Detroit Tigers give White Sox captain Comerica Park's first base, and Felix Hernandez stumbles
Paul Konerko received the last of his parting gifts from opponents, as Detroit first-base coach and former White Sox teammate Omar Vizquel presented Konerko with a framed first base and dirt for Comerica Park's right-handed batter's box.
I'm pretty sure Cleveland and the custom Les Paul win this one, not that people are keeping score. Some people just really like guitars.
At any rate, Konerko may have played his last game on the road, which leaves four games at home. Robin Ventura said Konerko is scheduled to play on Thursday, Saturday and Sunday, so plan the rest of the week accordingly.
On the Konerko Koverage front, Colleen Kane wrote an excellent story about what comes next, mostly because isn't entirely about Konerko. His post-baseball future has been asked/speculated about endlessly, and Konerko doesn't add much to it. But Kane offers insight by covering a fairly wide spectrum of post-career careers, citing discussions with:
- Adam Dunn, who started learning about investing early.
- Steve Stone, who had a TV job waiting for him after retirement.
- Mike Huff, who worked in real estate before hooking up with the Bulls/Sox Academy
- Mark Salas, who did side work as an electrician
And up in Toronto, Mark Buehrle was asked about a farewell tour when his time is up:
No, no, I think you know that.
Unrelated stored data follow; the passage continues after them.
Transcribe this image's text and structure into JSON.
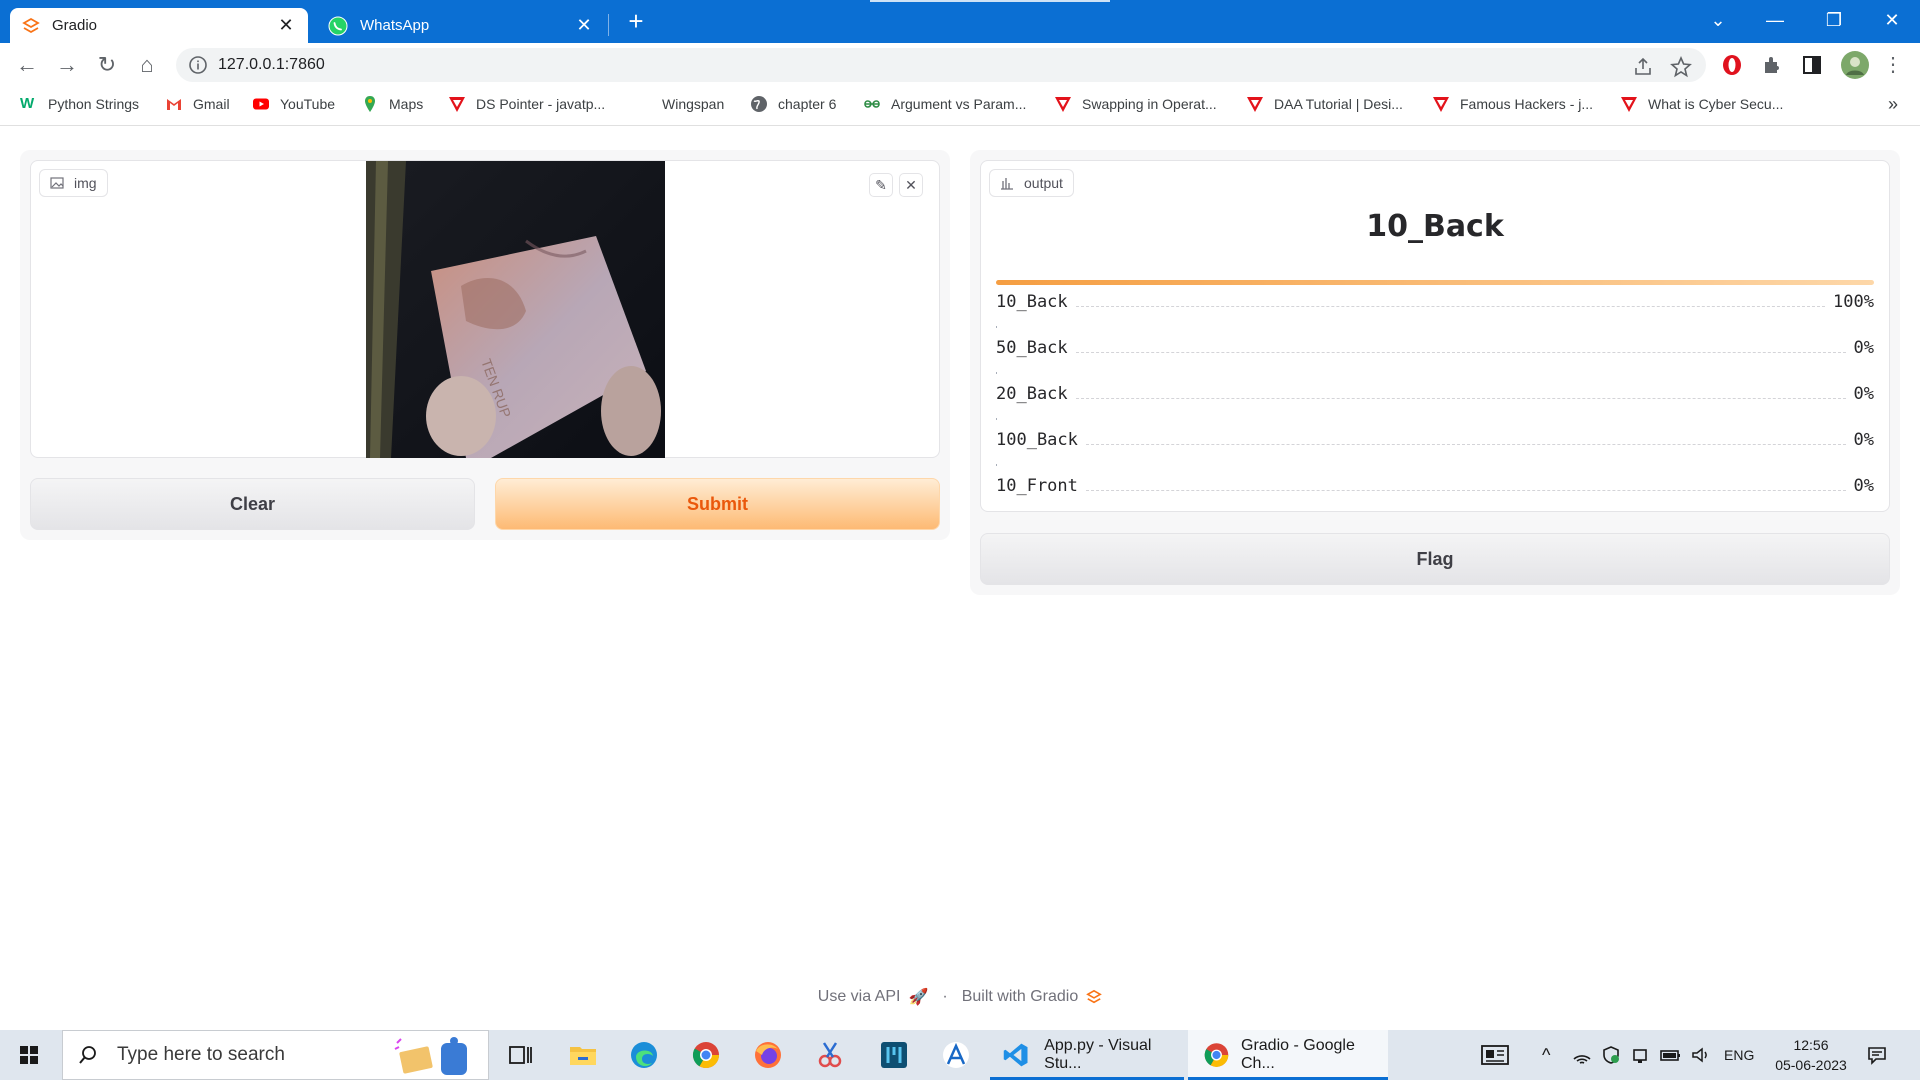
{
  "browser": {
    "tabs": [
      {
        "title": "Gradio",
        "icon": "gradio-logo-icon",
        "active": true
      },
      {
        "title": "WhatsApp",
        "icon": "whatsapp-icon",
        "active": false
      }
    ],
    "url": "127.0.0.1:7860",
    "accent_color": "#0b6fd3"
  },
  "bookmarks": [
    {
      "label": "Python Strings",
      "icon": "w3schools-icon"
    },
    {
      "label": "Gmail",
      "icon": "gmail-icon"
    },
    {
      "label": "YouTube",
      "icon": "youtube-icon"
    },
    {
      "label": "Maps",
      "icon": "maps-pin-icon"
    },
    {
      "label": "DS Pointer - javatp...",
      "icon": "javatpoint-icon"
    },
    {
      "label": "Wingspan",
      "icon": "blank-page-icon"
    },
    {
      "label": "chapter 6",
      "icon": "globe-icon"
    },
    {
      "label": "Argument vs Param...",
      "icon": "geeksforgeeks-icon"
    },
    {
      "label": "Swapping in Operat...",
      "icon": "javatpoint-icon"
    },
    {
      "label": "DAA Tutorial | Desi...",
      "icon": "javatpoint-icon"
    },
    {
      "label": "Famous Hackers - j...",
      "icon": "javatpoint-icon"
    },
    {
      "label": "What is Cyber Secu...",
      "icon": "javatpoint-icon"
    }
  ],
  "input_panel": {
    "label": "img",
    "clear_label": "Clear",
    "submit_label": "Submit"
  },
  "output_panel": {
    "label": "output",
    "top_label": "10_Back",
    "confidences": [
      {
        "label": "10_Back",
        "percent_text": "100%",
        "fraction": 1.0
      },
      {
        "label": "50_Back",
        "percent_text": "0%",
        "fraction": 0.0
      },
      {
        "label": "20_Back",
        "percent_text": "0%",
        "fraction": 0.0
      },
      {
        "label": "100_Back",
        "percent_text": "0%",
        "fraction": 0.0
      },
      {
        "label": "10_Front",
        "percent_text": "0%",
        "fraction": 0.0
      }
    ],
    "flag_label": "Flag"
  },
  "footer": {
    "api_text": "Use via API",
    "separator": "·",
    "built_text": "Built with Gradio"
  },
  "taskbar": {
    "search_placeholder": "Type here to search",
    "tasks": [
      {
        "label": "App.py - Visual Stu...",
        "icon": "vscode-icon"
      },
      {
        "label": "Gradio - Google Ch...",
        "icon": "chrome-icon"
      }
    ],
    "language": "ENG",
    "time": "12:56",
    "date": "05-06-2023"
  }
}
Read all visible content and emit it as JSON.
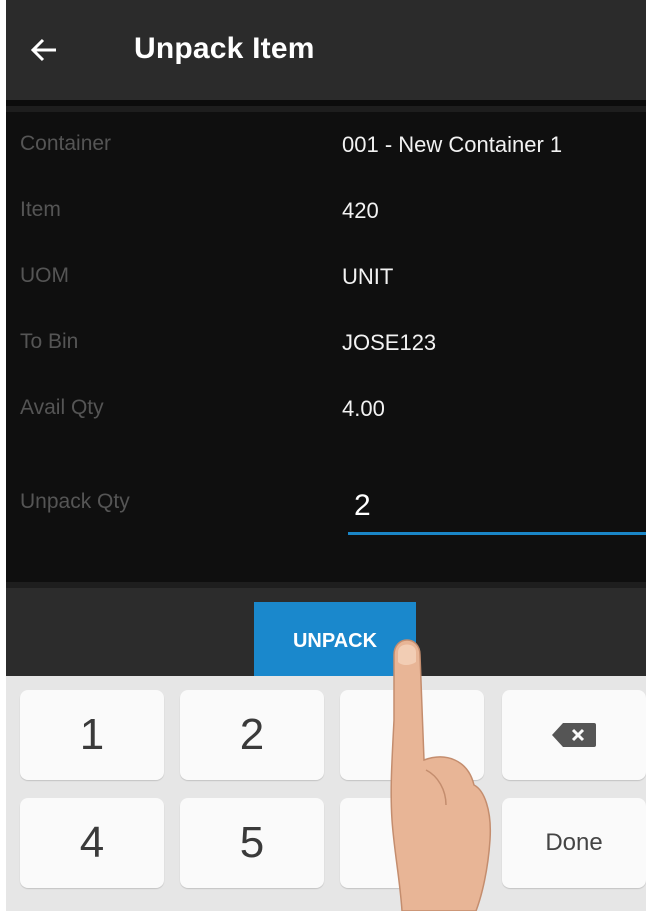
{
  "appbar": {
    "back_icon": "arrow-left-icon",
    "title": "Unpack Item"
  },
  "form": {
    "rows": [
      {
        "label": "Container",
        "value": "001 - New Container 1"
      },
      {
        "label": "Item",
        "value": "420"
      },
      {
        "label": "UOM",
        "value": "UNIT"
      },
      {
        "label": "To Bin",
        "value": "JOSE123"
      },
      {
        "label": "Avail Qty",
        "value": "4.00"
      }
    ],
    "unpack_qty": {
      "label": "Unpack Qty",
      "value": "2"
    }
  },
  "actions": {
    "unpack_label": "UNPACK"
  },
  "keypad": {
    "keys": [
      "1",
      "2",
      "",
      "4",
      "5",
      ""
    ],
    "backspace_icon": "backspace-icon",
    "done_label": "Done"
  },
  "colors": {
    "accent": "#1a88cc",
    "background": "#0f0f0f",
    "appbar": "#2b2b2b"
  }
}
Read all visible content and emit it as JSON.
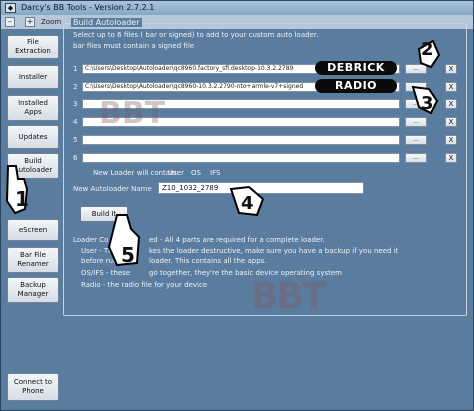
{
  "window": {
    "title": "Darcy's BB Tools - Version 2.7.2.1",
    "app_icon": "app-icon"
  },
  "toolbar": {
    "minus": "–",
    "plus": "+",
    "zoom_label": "Zoom"
  },
  "sidebar": {
    "items": [
      {
        "label": "File Extraction"
      },
      {
        "label": "Installer"
      },
      {
        "label": "Installed Apps"
      },
      {
        "label": "Updates"
      },
      {
        "label": "Build Autoloader"
      },
      {
        "label": "eScreen"
      },
      {
        "label": "Bar File Renamer"
      },
      {
        "label": "Backup Manager"
      },
      {
        "label": "Connect to Phone"
      }
    ]
  },
  "builder": {
    "group_title": "Build Autoloader",
    "instructions_1": "Select up to 6 files ( bar or  signed) to add to your custom auto loader.",
    "instructions_2": "bar files must contain a signed file",
    "rows": [
      {
        "num": "1",
        "path": "C:\\Users\\Desktop\\Autoloader\\qc8960.factory_sfi.desktop-10.3.2.2789",
        "browse": "...",
        "remove": "X"
      },
      {
        "num": "2",
        "path": "C:\\Users\\Desktop\\Autoloader\\qc8960-10.3.2.2790-nto+armle-v7+signed",
        "browse": "...",
        "remove": "X"
      },
      {
        "num": "3",
        "path": "",
        "browse": "...",
        "remove": "X"
      },
      {
        "num": "4",
        "path": "",
        "browse": "...",
        "remove": "X"
      },
      {
        "num": "5",
        "path": "",
        "browse": "...",
        "remove": "X"
      },
      {
        "num": "6",
        "path": "",
        "browse": "...",
        "remove": "X"
      }
    ],
    "contains_label": "New Loader will contain:",
    "contains_user": "User",
    "contains_os": "OS",
    "contains_ifs": "IFS",
    "name_label": "New Autoloader Name",
    "name_value": "Z10_1032_2789",
    "build_button": "Build It",
    "info_1": "Loader Co",
    "info_1b": "ed - All 4 parts are required for a complete loader.",
    "info_2": "User - Th",
    "info_2b": "kes the loader destructive, make sure you have a backup if you need it",
    "info_3": "before run",
    "info_3b": "loader.  This contains all the apps.",
    "info_4": "OS/IFS - these",
    "info_4b": "go together, they're the basic device operating system",
    "info_5": "Radio - the radio file for your device"
  },
  "annotations": {
    "debrick": "DEBRICK",
    "radio": "RADIO",
    "steps": [
      "1",
      "2",
      "3",
      "4",
      "5"
    ],
    "watermark": "BBT"
  }
}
The whole reason I'm not going to announce anything is because I don't want to have to deal with the media every time you go to a new city where they're going to, that city's media is going to want to talk to you about retiring. Just as I came into the league, I'm going to go out of the league. I came in as a quiet, young, non-prospect guy and I'm going to go out playing.
Chris Sale's flat night against the Royals knocked him out of the American League Cy Young race, but that doesn't mean you can engrave Felix Hernandez's name on it.
No, Hernandez added to the Mariners' woes with a disaster start against Toronto, allowing eight earned runs over 4⅔ innings. That comes after Corey Kluber struck out 14 batters for the second straight outing, which, combined with Hernandez's stumble, sets up a photo finish for their last starts, and without a postseason appearance to serve as a tiebreaker.
Here's how they stack up (bWAR listed first):
| W-L | ERA | GS | IP | H | HR | BB | K | ERA+ | WAR | |
| Hernandez | 14-6 | 2.34 | 33 | 230.2 | 170 | 16 | 46 | 241 | --- | --- |
| Kluber | 17-9 | 2.53 | 33 | 227.2 | 202 | 14 | 49 | 258 | 147 | 6.9/7.0 |
| Sale | 12-4 | 2.20 | 25 | 168 | 125 | 13 | 36 | 198 | 177 | 6.2/5.2 |
(*I'll update Hernandez's last two columns when FanGraphs and Baseball-Reference.com do.)
While Sale looks like a third-place finisher, he has a shot at winning the ERA title if he can hold down the Tigers this afternoon. That's the same team Chris Bassitt and Scott Carroll limited to one earned run over 13⅔ innings combined, so Sale really has no excuse for slipping up himself.